Ce jeudi 22 avril, la Cour pénale internationale (CPI) a tranché : l’ancien président philippin, Rodrigo Duterte, sera jugé pour crimes contre l’humanité à La Haye. Il est suspecté d’être impliqué dans au moins 76 meurtres liés à sa controversée « guerre contre la drogue », qui a entraîné la mort de plusieurs milliers de personnes dans le pays.
Cette décision marque un tournant significatif. Duterte devient ainsi le premier chef d'État asiatique à comparaître devant la CPI. Élu président des Philippines de 2016 à 2022, ce dernier fait face à des accusations gravissimes de « meurtres » et de « tentatives de meurtres » supposément perpétrés durant sa campagne contre la drogue.

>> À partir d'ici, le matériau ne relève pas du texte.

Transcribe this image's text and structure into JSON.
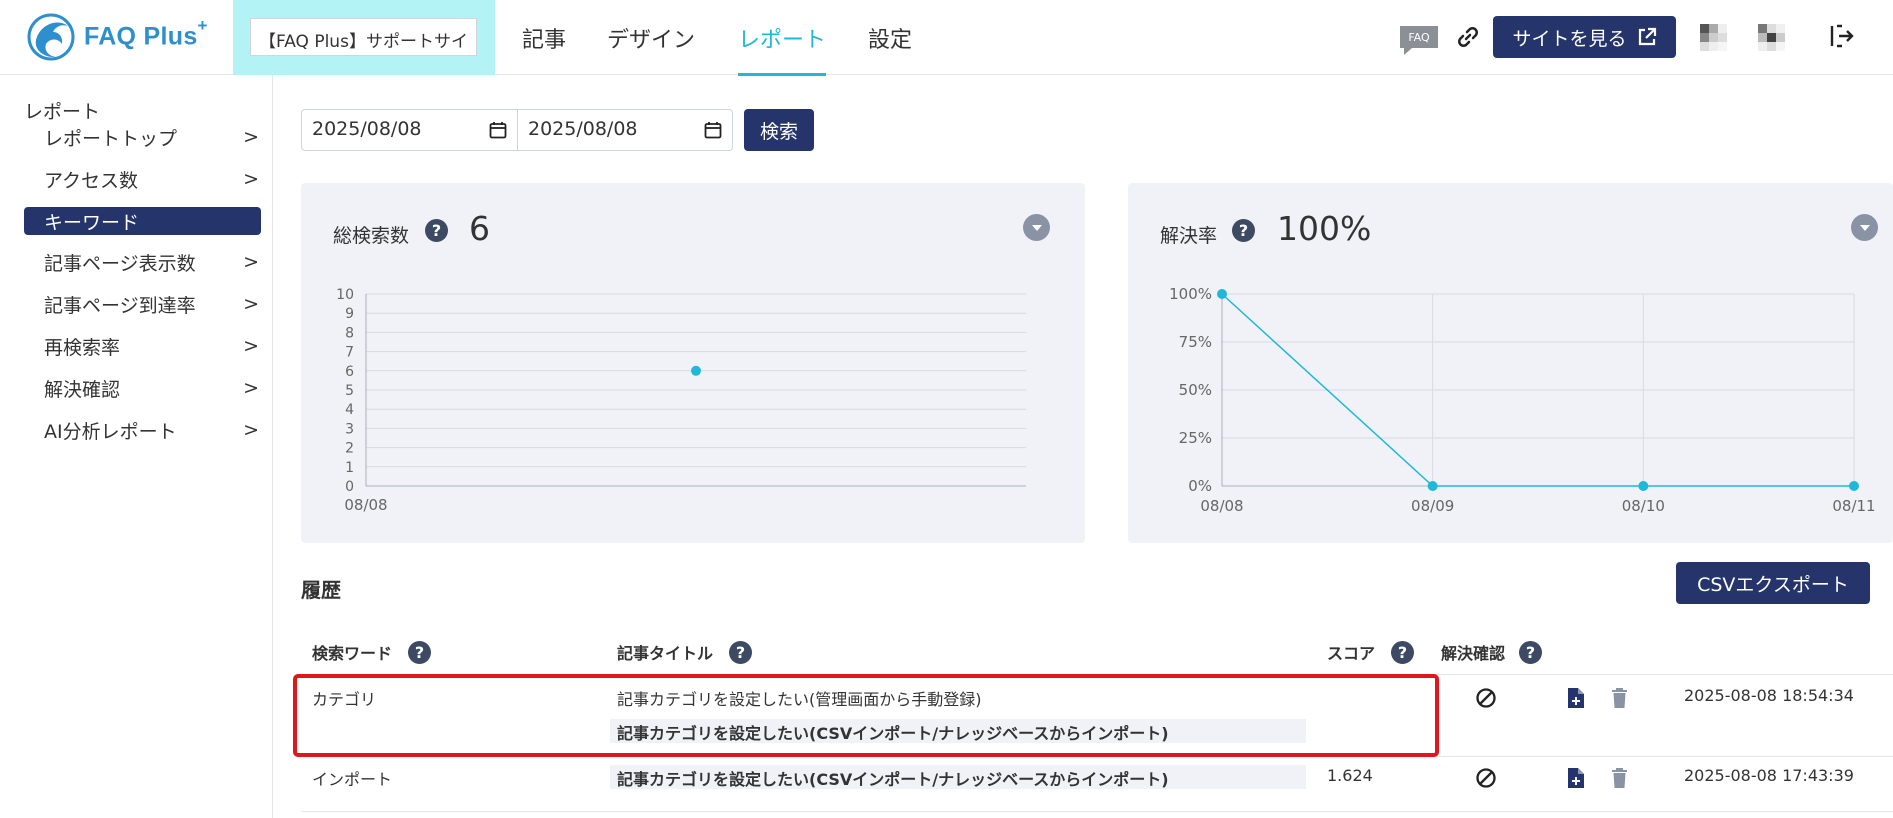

Dans un communiqué publié ce jour-là, la CPI a annoncé : « Les juges de la phase préliminaire ont confirmé à l’unanimité les accusations contre Rodrigo Duterte et ont décidé de le renvoyer en jugement » (source).

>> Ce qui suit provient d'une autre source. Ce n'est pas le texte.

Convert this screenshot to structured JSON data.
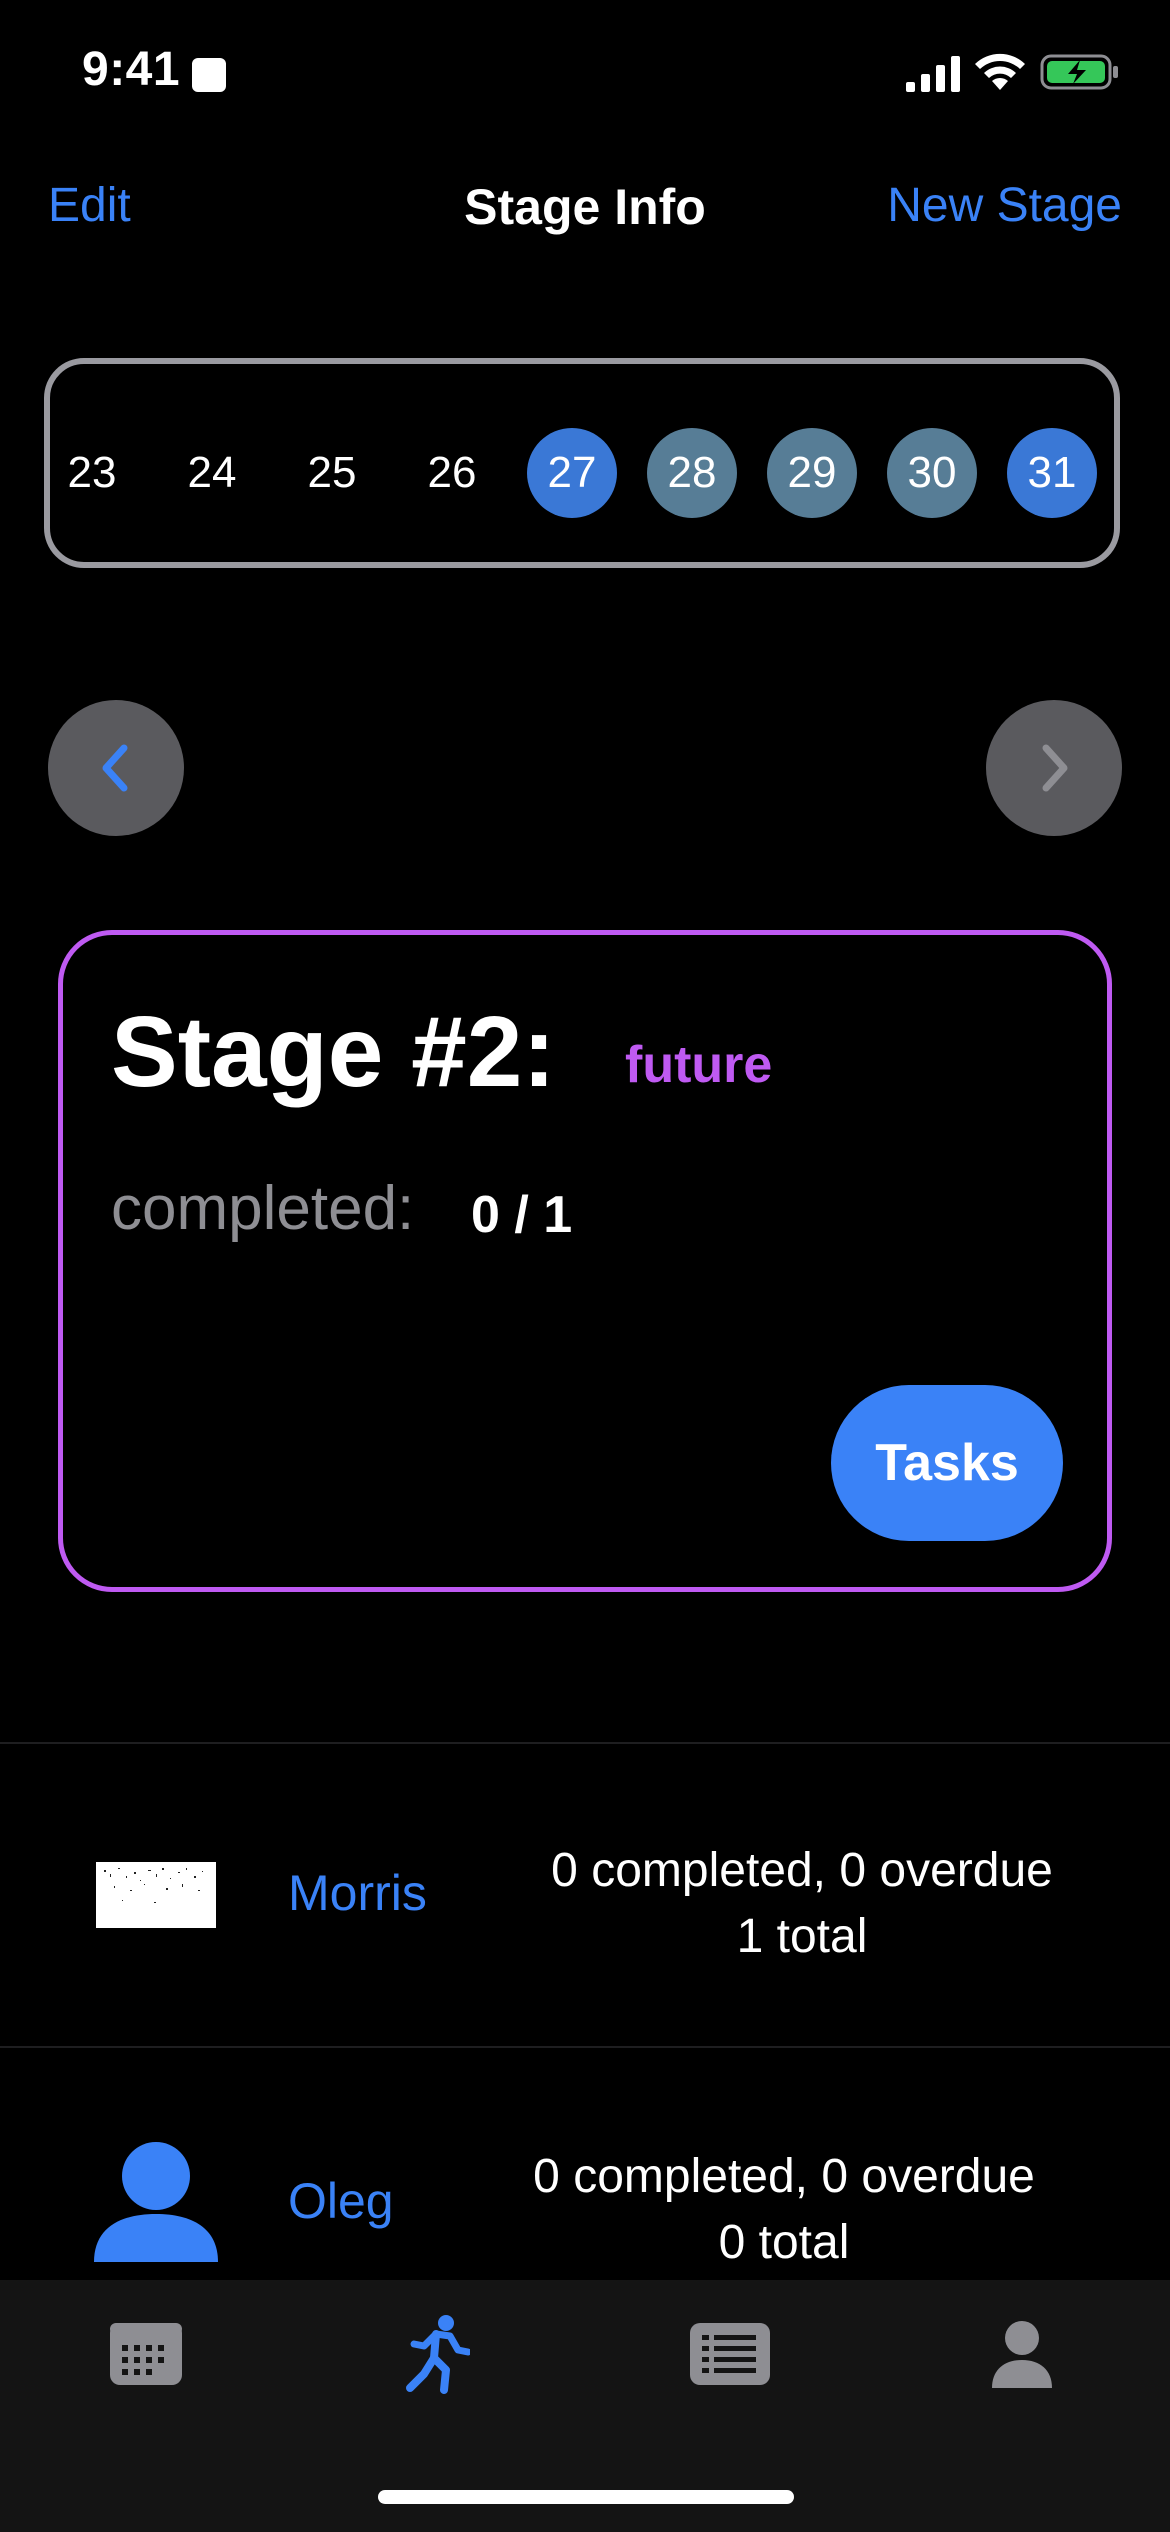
{
  "status_bar": {
    "time": "9:41"
  },
  "nav": {
    "edit_label": "Edit",
    "title": "Stage Info",
    "new_stage_label": "New Stage"
  },
  "days": [
    {
      "label": "23",
      "state": "none"
    },
    {
      "label": "24",
      "state": "none"
    },
    {
      "label": "25",
      "state": "none"
    },
    {
      "label": "26",
      "state": "none"
    },
    {
      "label": "27",
      "state": "selected-blue"
    },
    {
      "label": "28",
      "state": "selected-grey"
    },
    {
      "label": "29",
      "state": "selected-grey"
    },
    {
      "label": "30",
      "state": "selected-grey"
    },
    {
      "label": "31",
      "state": "selected-blue"
    }
  ],
  "stage": {
    "title": "Stage #2:",
    "status": "future",
    "completed_label": "completed:",
    "completed_value": "0 / 1",
    "tasks_label": "Tasks"
  },
  "members": [
    {
      "name": "Morris",
      "stats_line1": "0 completed, 0 overdue",
      "stats_line2": "1 total",
      "avatar": "photo"
    },
    {
      "name": "Oleg",
      "stats_line1": "0 completed, 0 overdue",
      "stats_line2": "0 total",
      "avatar": "person-icon"
    }
  ],
  "tab_bar": {
    "tabs": [
      {
        "icon": "calendar-icon",
        "active": false
      },
      {
        "icon": "running-figure-icon",
        "active": true
      },
      {
        "icon": "list-icon",
        "active": false
      },
      {
        "icon": "person-icon",
        "active": false
      }
    ]
  },
  "colors": {
    "accent": "#3a82f7",
    "stage_purple": "#bf5af2",
    "day_blue": "#3a78d6",
    "day_grey": "#577d96"
  }
}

Lors de cette phase préliminaire, les procureurs ont souligné que Duterte avait orchestré des exécutions extrajudiciaires de présumés trafiquants et consommateurs de drogue, d'abord en tant que maire de Davao, puis comme président des Philippines. « Il a passé des décennies à assassiner son propre peuple sous le prétexte de protéger le pays », a déclaré Julian Nicholls, membre du bureau du procureur.
Des crimes horribles et des milliers de victimes
Les procureurs accusent Duterte d’être impliqué dans au moins 76 meurtres liés à sa guerre contre la drogue, qui ont résulté en un nombre effarant de victimes. Les accusations incluent la création de listes de cibles et l’incitation à des meurtres, tels que le présentait des vidéos où il menace ouvertement de tuer des consommateurs présumés de drogue.
Le premier chef d’accusation concerne son implication présumée dans 19 meurtres survenus entre 2013 et 2016, alors qu’il était maire. Le deuxième point d'accusation relève de 14 meurtres de « cibles de grande importance » entre 2016 et 2017, période de sa présidence.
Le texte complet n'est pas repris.